The scheme of the utility model is applied in the dehumidification process of organic fertilizer raw materials, and is illustrated in conjunction with Fig. 1 and Fig. 2 . The dry hot air (point A) comes out from the condenser 4, passes through the fan 5 and enters the air box 13 through the air outlet 7 to form a uniform air flow. The upper surface of the bellows 13 has uniform small holes, and the hot air at point A enters the closed box 14 through the raw material layer to provide latent heat of vaporization for the water in the raw material and turn it into steam. Afterwards, the temperature of the hot air decreases, the humidity increases, and becomes air with low temperature and high water content (point B), and returns to the evaporator 2 through the air return port 8, and the evaporator 2 provides cooling capacity for the air at point B, so that the air at point B The air is cooled to the dew point temperature, the water is analyzed and discharged through the drain 6 on the evaporator. At this time, the state of the air changes from point B to point C, and point C is the dew point temperature state with a relative humidity of 100%. Due to the suction force of the fan 5, the air at point C enters the condenser 4, is heated into dry hot air (point A), passes through the fan 5, and enters the closed box 14. In the heat pump system, the organic working medium absorbs the heat of the air in the evaporator 2 and becomes a low-temperature low-pressure saturated or superheated steam (e-a), which is sucked by the compressor 1 and compressed into a high-temperature and high-pressure gas (a-b), which is condensed into The high-temperature and high-pressure liquid working medium (b-d) becomes a low-temperature and low-pressure liquid working medium (d-e) after being throttled by the electronic expansion valve 3, and returns to the evaporator 2 to complete a cycle.

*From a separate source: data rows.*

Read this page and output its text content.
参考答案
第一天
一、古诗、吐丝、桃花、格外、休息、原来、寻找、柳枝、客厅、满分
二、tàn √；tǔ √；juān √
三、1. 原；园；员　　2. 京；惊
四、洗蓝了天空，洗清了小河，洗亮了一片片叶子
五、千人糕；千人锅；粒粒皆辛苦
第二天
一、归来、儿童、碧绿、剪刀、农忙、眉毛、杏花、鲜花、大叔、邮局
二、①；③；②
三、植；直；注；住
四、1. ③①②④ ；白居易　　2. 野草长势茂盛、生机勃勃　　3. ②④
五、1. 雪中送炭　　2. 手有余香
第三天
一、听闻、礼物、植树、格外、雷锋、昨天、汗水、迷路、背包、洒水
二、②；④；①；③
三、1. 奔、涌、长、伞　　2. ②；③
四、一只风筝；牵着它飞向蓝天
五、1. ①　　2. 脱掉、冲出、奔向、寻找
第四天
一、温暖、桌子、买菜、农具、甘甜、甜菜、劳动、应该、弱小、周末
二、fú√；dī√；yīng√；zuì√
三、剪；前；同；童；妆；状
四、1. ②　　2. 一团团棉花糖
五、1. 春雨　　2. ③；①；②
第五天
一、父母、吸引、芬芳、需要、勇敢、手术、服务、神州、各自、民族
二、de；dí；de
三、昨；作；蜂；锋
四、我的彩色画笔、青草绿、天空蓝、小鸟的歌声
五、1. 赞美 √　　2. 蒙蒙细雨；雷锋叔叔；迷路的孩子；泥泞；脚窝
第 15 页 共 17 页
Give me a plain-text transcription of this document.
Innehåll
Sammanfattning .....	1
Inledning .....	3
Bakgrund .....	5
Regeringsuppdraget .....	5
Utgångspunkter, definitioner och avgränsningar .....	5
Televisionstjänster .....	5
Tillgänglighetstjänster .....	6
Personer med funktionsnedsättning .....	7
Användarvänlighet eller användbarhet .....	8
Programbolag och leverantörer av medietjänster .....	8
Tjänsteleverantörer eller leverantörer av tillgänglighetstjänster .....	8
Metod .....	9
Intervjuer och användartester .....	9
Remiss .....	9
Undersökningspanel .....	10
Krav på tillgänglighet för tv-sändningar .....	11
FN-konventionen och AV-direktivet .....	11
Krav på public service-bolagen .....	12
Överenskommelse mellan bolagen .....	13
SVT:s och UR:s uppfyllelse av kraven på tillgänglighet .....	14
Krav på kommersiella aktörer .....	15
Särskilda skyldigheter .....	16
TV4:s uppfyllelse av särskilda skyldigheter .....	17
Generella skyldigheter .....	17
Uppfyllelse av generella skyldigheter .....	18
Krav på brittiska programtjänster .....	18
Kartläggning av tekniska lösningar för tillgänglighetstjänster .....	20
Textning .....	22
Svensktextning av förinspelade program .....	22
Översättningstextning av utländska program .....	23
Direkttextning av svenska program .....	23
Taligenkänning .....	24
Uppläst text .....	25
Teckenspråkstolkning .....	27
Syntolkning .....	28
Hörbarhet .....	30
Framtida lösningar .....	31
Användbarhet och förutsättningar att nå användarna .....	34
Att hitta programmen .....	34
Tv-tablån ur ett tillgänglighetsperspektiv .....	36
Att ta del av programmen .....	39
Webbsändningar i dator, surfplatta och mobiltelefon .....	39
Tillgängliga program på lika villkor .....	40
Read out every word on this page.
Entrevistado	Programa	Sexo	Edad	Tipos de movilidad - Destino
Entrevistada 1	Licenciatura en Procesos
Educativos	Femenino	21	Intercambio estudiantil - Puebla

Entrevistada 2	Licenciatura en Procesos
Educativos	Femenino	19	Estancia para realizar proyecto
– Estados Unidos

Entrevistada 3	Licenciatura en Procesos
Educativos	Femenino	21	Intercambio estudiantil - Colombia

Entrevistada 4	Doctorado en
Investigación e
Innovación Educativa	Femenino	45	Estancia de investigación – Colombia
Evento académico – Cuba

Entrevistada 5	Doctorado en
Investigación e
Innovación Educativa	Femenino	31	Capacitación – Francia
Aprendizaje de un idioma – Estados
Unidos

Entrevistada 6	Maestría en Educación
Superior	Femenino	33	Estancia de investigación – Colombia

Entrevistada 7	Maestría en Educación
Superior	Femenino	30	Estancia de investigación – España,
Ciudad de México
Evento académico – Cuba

The above description is only the preferred implementation mode of the present utility model. Any improvement or deformation made by using the description of the present utility model and the contents of the accompanying drawings, or directly or indirectly used in other related technical fields, should also be considered as part of the present utility model. within the scope of patent protection.

Claims (2)

1. a kind of biological organic fertilizer raw material heat-pump dehumidification system, which is characterized in that including the circulatory system of blowing, heat pump cycle system System and drainage system, the air-supply circulatory system successively include blower, air outlet, bellows, the fully sheathed case equipped with organic fertilizer, return Air port；Heat pump circulating system successively includes compressor, evaporator, electric expansion valve, condenser；The humid air that return air inlet comes out is sent Enter in evaporator with heat pump, after cooling is dried, the condenser for entering back into heat pump system is heated, after air themperature increases, again It returns to and needs to recycle in the unit to dehumidify, entire circulation is closed circulation system；Evaporator is connected with drainpipe.

2. biological organic fertilizer raw material heat-pump dehumidification system according to claim 1, which is characterized in that the bellows upper surface It is provided with the plate of uniform cloth hole, so that air-supply can be uniformly across raw material layer.